Я всегда был очень сильным, а в то время находился в превосходной форме. Так что мне не составило труда взять его за ремень и за шкирку, оторвать от земли и понести, словно он лицом вниз лежал на носилках. В зале воцарилась тишина, у всех открылись рты, а некоторые, как мне показалось, перестали дышать, оказавшись будто в безвоздушном пространстве.

Начали мы с дальнего края табльдота.

– А вот и ростбиф, – сказал я.

Ростбиф был нарезан, и под красными лампами это выглядело как деталь полотна Иеронима Босха.

– Вы ведь не вегетарианец? – спросил я, тыча его головою в мясо.

Он по-прежнему издавал какие-то звуки, так что я знал: сердечного приступа с ним не случилось.
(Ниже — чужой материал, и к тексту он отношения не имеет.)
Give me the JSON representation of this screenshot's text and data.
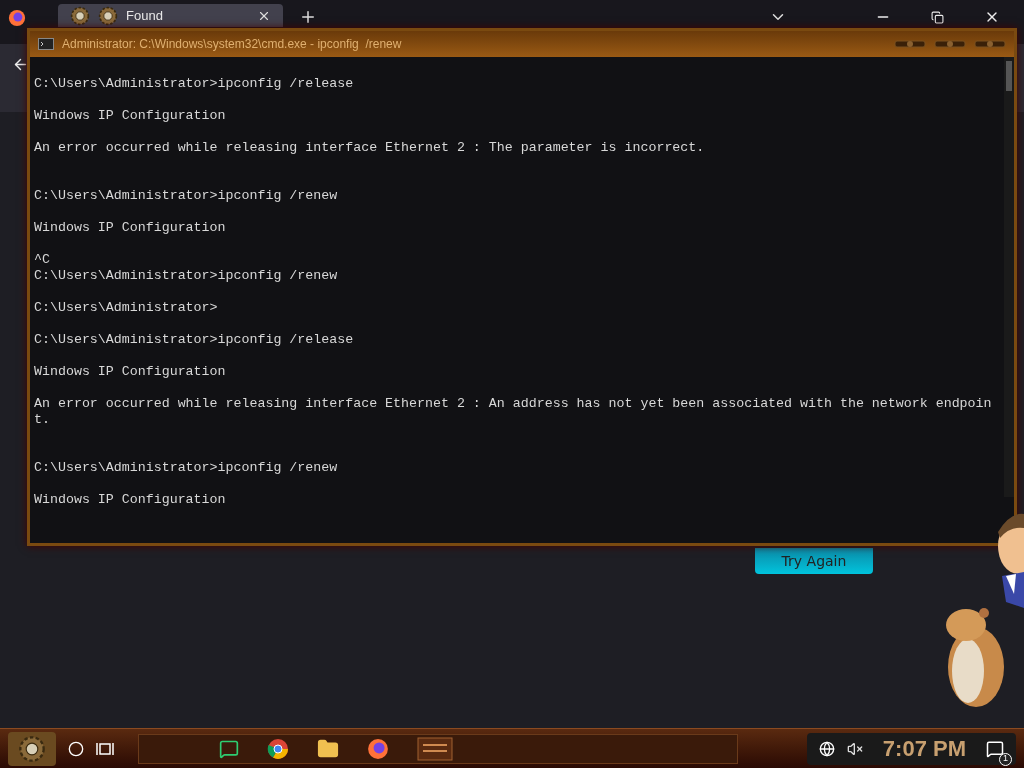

– Что это вам больше напоминает, – спрашивал я, яростно раскачивая его в воздухе, пока с лица его не отлепился кусок ростбифа, – гольф или бейсбол?

Его протестующие вопли показывали, что гордыня его ущемлена куда больше, чем тело, а поэтому я сказал:

– Что-что? Плохо слышу. Бейсбол? Правильный ответ. В награду – море картофельного салата.

Когда его голова вынырнула из салата, он был похож на Санта-Клауса.

– Мой кузен Роберт! – проорал я ему. – Тот, что грохнулся на своем «В двадцать пять», и поступить никуда не успел, и выучиться ничему не смог! Для тебя он вообще не в счет? Ты о нем не подумал?

Я был в том же состоянии, в каком оказываются хрупкие матери, когда они способны приподнять рухнувшие ворота, чтобы высвободить из-под них своих детей. Я мог так стиснуть его, что он в тот же миг испустил бы дух.

– Но теперь тебе придется о нем подумать. Тебе придется думать о нем всякий раз, когда ты окажешься на людях. Тебе придется думать о нем всякий раз, когда ты посмотришь на тарелку со жратвой. Тебе придется вспоминать о нем, когда ты завидишь самолет. Клянись! – срываясь на визг, крикнул я, встряхивая его так же, как терьер встряхивает крысу. – Клянись!

Не издай он после этого каких-то нечленораздельных звуков, в которых безошибочно распознавалась покорность, я бы его убил.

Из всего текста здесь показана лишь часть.